Patterning of the neurogenic region in euarthropods. The dashed lines indicate the ventral midline of the neuroectoderm. (a) Flat preparation of a Glomeris marginata embryo (millipede) showing the RNA expression pattern of the SoxB1 gene in all neuroectodermal cells. (b,c) Comparison of the msh RNA expression pattern in flat preparations of three ventral neuromeres of G. marginata and Tribolium castaneum (beetle). Note the difference in the width of the neuroectoderm in these species. The boxes frame the neuromere of the second leg segment in G. marginata and the second thoracic neuromere of T. castaneum, respectively. (d,e) Schematic of the arrangement of the neural precursor groups in hemi-neuromeres of G. marginata and the spider Cupiennius salei. The precursor groups expressing msh are shown in brown. (f,g) Schematic drawings comparing the expression of the dorsoventral patterning genes vnd (blue), ind (red) and msh (brown) in the neuroblasts of Drosophila melanogaster and T. castaneum.

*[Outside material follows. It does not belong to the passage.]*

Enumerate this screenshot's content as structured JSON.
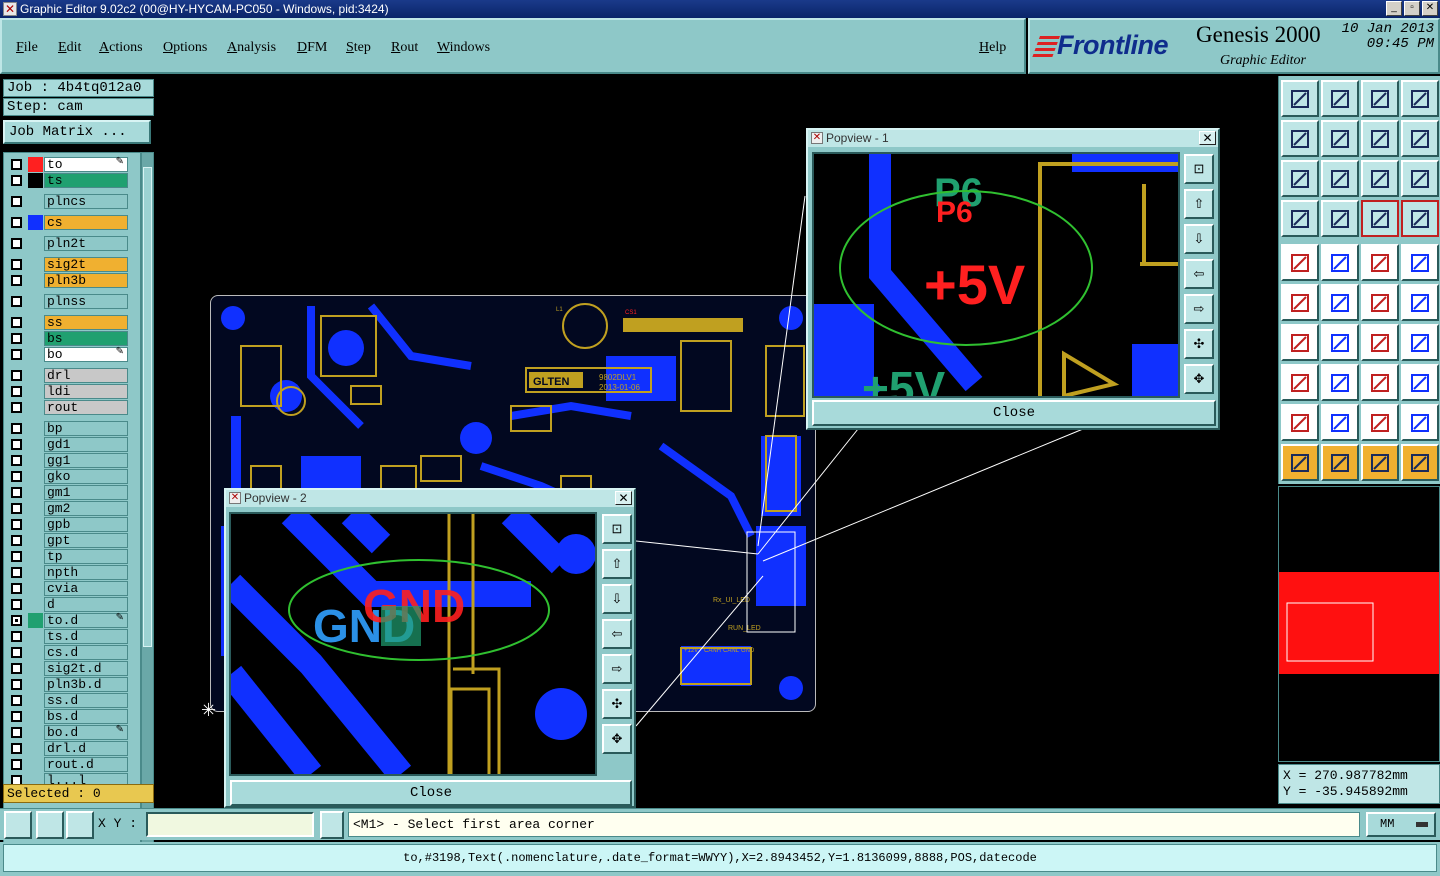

The neuroblasts 6-2 and 7-2 express both vnd and ind in D. melanogaster, while neuroblasts 4-2 and 5-3 express ind and msh in T. castaneum. l1–l3, leg segment 1 to 3; pc, procephalic neuroectoderm; t1–t3, thoracic segments 1 to 3; vne, ventral neuroectoderm.

Figure 3.

Pattern of neural precursor/progenitor specification and division. Small sections of the neuroectoderm (white squares: neuroectodermal cells) are shown for each group. (a) Onychophorans: ASH shows a low homogeneous expression in the neuroectoderm (light grey) and is upregulated in the neural progenitors (dark grey) after their delamination. Chelicerates: ASH is upregulated in large domains and becomes restricted to groups of cells. A similar pattern is seen in myriapods (not shown). Insects: ASH is expressed in small proneural clusters. Expression becomes restricted to single neuroblasts. Crustaceans (branchiopods): ASH is upregulated after neuroblast specification. Over time more neuroblasts express ASH and the gene is expressed at different levels indicated by lighter and darker grey. (b) Division pattern and movement of neural precursors/progenitors. Onychophorans: single neural progenitors delaminate and divide symmetrically to produce intermediate neural precursors, which divide again. The expression of snail and prospero has not been studied in onychophorans. Chelicerates: most neural precursors are postmitotic. Neural precursor groups express snail (orange). Neural precursors co-express prospero (red) before detaching from the group. Insects: neuroblasts express snail and prospero and divide asymmetrically to produce GMCs, which divide again to produce neurons and glia. Crustaceans show the same division pattern but snail is expressed long before prospero. Snail-positive neuroblasts can divide symmetrically.